Vingt-trois ans se sont écoulés depuis la mort tragique d'Aaliyah. Bien que la chanteuse de « One In A Million » ne soit plus là physiquement, son essence perdure à travers son catalogue musical acclamé.
Avec la discographie d'Aaliyah disponible en streaming, de nouveaux fans découvrent et partagent rapidement ses disques préférés, ce qui signifie plus de revenus générés pour sa succession et ses anciens collaborateurs. Malheureusement pour Missy Elliott, au lieu de célébrer cette nouvelle ère d'appréciation d'Aaliyah, elle s'est retrouvée à se battre devant les tribunaux au sujet des royalties.

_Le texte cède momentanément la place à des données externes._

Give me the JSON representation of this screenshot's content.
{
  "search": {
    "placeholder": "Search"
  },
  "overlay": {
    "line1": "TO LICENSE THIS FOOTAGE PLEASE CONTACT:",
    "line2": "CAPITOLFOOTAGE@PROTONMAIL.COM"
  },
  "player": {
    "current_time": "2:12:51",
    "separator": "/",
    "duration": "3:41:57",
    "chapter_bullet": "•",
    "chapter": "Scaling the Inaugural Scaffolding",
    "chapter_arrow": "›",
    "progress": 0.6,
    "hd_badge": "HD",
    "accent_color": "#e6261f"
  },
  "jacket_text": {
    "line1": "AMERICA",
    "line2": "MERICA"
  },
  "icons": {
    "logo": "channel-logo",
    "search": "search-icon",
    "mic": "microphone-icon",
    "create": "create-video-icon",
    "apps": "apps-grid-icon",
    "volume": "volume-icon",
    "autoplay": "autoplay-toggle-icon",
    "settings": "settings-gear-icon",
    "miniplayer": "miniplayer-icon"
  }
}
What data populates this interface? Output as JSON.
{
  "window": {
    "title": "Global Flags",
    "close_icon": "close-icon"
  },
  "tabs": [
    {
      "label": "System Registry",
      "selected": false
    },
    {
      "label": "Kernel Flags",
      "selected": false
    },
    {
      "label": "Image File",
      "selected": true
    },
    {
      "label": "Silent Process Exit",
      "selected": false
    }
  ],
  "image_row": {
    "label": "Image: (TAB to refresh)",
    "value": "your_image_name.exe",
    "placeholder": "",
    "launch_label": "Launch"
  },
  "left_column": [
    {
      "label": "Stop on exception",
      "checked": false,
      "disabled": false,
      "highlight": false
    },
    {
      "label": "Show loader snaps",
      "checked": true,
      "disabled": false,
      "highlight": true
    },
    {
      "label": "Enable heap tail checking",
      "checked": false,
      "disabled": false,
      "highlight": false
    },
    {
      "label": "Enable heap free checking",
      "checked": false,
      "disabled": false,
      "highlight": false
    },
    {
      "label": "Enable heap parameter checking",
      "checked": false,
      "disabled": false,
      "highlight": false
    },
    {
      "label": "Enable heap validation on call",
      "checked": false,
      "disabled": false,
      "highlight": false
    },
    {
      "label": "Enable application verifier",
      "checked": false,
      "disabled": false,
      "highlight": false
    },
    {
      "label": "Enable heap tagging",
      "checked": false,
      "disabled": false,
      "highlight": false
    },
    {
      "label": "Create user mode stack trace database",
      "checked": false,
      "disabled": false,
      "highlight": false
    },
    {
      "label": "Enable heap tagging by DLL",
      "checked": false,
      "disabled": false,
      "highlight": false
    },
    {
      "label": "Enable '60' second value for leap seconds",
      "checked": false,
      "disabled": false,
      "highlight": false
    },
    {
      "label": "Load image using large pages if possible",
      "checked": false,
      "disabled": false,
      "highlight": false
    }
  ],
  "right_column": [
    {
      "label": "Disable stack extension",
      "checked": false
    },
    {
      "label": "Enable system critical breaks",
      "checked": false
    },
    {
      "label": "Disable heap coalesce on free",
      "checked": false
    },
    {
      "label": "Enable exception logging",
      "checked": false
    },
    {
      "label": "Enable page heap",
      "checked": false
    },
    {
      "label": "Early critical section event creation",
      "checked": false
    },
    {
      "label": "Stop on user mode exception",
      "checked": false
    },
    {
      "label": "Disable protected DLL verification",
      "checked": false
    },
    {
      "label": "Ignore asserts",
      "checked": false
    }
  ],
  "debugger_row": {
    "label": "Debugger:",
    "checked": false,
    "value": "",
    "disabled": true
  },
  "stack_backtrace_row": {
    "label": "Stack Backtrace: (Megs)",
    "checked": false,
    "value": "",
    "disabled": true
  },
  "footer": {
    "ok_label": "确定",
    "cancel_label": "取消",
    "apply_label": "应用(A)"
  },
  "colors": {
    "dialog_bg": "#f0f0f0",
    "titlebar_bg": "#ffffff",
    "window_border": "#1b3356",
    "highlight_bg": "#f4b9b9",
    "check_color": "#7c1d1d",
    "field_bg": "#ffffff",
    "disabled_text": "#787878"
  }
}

Mais selon ToutHipHopMissy Elliott a obtenu une victoire juridique majeure dans cette affaire.
Le procès intenté en 2018 par le rappeur et producteur de « The Rain (Supa Dupa Fly) » contre Terry Williams a temporairement penché en faveur d'Elliot. Williams a présenté son dossier pour la co-auteur de chansons et les royalties de trente-quatre chansons inédites, dont certaines étranges. Aujourd'hui, un juge a statué que légalement, « Heartbroken » d'Aaliyah n'en fait pas partie en raison du délai de prescription expiré.
« Williams a intenté cette action contre Elliott le 14 novembre 2018, plus de vingt-deux ans après la sortie de « Heartbroken », a déclaré le juge Quiñones Alejandro. « Dans ces circonstances, ce tribunal estime en outre que Williams n'a pas réussi à prouver qu'il a fait preuve de la diligence requise. En tant que telle, la réclamation de copropriété de Williams basée sur la chanson « Heartbroken » publiée par Aaliyah est prescrite par le délai de prescription de trois ans. »
Le juge a peut-être rejeté la plainte de Williams sur ce morceau. Cependant, le combat entre les deux hommes est terminé. Les plaintes de Williams contre l'utilisation par l'ancien groupe de hip-hop SISTA de ses œuvres créatives réalisées avec Elliott, alors membre, peuvent toujours être entendues par les tribunaux.
Williams affirme que lui et Elliott ont été des collaborateurs entre 1993 et 1996, période durant laquelle ils ont travaillé sur des sorties pour les groupes 702, Total et plus.
Terry Williams demande un crédit de co-auteur pour les morceaux sur lesquels le duo aurait travaillé, des dommages et intérêts pour rupture de contrat et une compensation pour enrichissement sans cause.